Rhubarb forcing

I have two rhubarb that we planted a year ago, so they are just over a year old now. I didn't pull any of the stalks during the year as I was told to leave them for the plant to settle before harvesting.  Now one plant - Champagne has died right down, and the other - Victoria has old stalks which look o.k. but are gradually dying down and a new shoot (stalk with leaf) that appears to be growing now.  I read in G.W. that I could start to force the rhubarb plant now - so I am assuming that will be the Victoria or should I force both plants even though one has died down? Forcing is covering with a large container like a dustbin until the new forced shoots have grown good strong pink/red stalks, is that right?The first picture is the died down Champagne, you can see the blackened crown - will it come back in the Spring?This is the Victoria, you can see the new green shoot, should I cut the old stalks off and just force the new shoot and should I cover just this new stalk and surrounding area but not necessarily these older stalks?  Hopefully there will be more than one growing through soon.


  • Allotment BoyAllotment Boy North London Posts: 2,251
    edited December 2018
    It's all a bit mad at the moment because most of us (in the south at least) have had such mild weather. I would normally expect all of them  to have died down by now. Mine had died down but are re-sprouting already. I would not expect them to come back till late Feb / March. You can force as you say but in theory it does weaken the crowns slightly, though I do not find it so with well established crowns. Not sure about the Victoria that has not died down.
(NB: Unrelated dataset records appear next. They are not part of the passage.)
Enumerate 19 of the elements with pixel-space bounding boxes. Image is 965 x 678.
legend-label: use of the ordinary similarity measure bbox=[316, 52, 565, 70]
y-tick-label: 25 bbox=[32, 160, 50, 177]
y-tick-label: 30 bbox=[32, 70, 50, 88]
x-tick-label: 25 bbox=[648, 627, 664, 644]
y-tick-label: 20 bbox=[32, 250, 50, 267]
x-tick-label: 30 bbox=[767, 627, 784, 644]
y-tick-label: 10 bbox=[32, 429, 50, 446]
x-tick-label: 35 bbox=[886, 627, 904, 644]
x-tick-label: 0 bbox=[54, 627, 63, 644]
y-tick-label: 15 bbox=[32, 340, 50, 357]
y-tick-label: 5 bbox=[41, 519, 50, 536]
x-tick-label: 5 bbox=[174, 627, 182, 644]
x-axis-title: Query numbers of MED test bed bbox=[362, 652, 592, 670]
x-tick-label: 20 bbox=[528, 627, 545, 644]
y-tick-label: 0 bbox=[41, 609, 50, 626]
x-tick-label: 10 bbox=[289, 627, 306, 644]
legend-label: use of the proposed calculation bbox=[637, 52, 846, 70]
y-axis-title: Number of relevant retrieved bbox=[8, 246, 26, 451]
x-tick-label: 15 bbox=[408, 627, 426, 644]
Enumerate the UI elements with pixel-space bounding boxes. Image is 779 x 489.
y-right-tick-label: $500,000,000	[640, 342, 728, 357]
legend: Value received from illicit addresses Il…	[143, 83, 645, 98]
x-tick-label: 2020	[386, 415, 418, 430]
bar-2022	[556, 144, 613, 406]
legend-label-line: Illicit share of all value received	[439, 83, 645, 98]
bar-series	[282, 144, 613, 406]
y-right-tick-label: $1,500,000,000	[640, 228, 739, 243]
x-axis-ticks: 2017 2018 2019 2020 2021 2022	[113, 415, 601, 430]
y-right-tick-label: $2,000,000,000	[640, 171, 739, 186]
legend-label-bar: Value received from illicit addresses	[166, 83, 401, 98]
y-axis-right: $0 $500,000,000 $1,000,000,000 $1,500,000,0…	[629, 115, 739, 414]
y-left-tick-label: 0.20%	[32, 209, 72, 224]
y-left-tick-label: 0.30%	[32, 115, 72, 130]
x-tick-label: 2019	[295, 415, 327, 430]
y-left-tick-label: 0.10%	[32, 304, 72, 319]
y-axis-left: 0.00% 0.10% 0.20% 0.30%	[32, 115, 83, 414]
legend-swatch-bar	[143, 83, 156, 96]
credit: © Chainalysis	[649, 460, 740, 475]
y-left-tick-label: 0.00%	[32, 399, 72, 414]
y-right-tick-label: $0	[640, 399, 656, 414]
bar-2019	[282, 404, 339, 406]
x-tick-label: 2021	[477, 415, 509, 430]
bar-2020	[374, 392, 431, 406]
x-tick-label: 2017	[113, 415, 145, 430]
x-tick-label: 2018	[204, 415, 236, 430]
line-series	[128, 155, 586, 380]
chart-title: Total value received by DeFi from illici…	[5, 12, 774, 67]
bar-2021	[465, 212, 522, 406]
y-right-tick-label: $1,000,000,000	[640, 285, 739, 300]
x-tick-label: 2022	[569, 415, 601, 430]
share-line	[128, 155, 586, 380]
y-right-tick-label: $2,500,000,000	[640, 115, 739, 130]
Maybe someone else will have some ideas.
    AB Still learning

  • BobTheGardenerBobTheGardener Leicestershire, UKPosts: 8,265
    edited December 2018
    I wouldn't force rhubarb until it is at least 3 years old, GD.  At this stage you want them to be producing large roots and forcing them will make them use food stored in the roots as the leaves can't photosynthesize to make their own.  Interestingly, when rhubarb used to be commercially forced, the crowns were lifted from the ground and forced in sheds:
    Obviously this is far more stressful on the roots and is probably why there are a few myths around.  Forcing is purely to improve the culinary qualities and is in no way actually necessary to grow it successfully.
    A trowel in the hand is worth a thousand lost under a bush.
  • Thank you Allotment Boy and Bob for sharing your expertise and knowledge with me.  If my Dad was still alive he would have probably given me the same answers - he was an ace fruit and veg gardener, he tried his had at most of the staple food plants over the years, either in the garden or the greenhouse.  I don't like Rhubarb so I am growing it for family and friends to enjoy, I wish I had paid more attention to what he had done.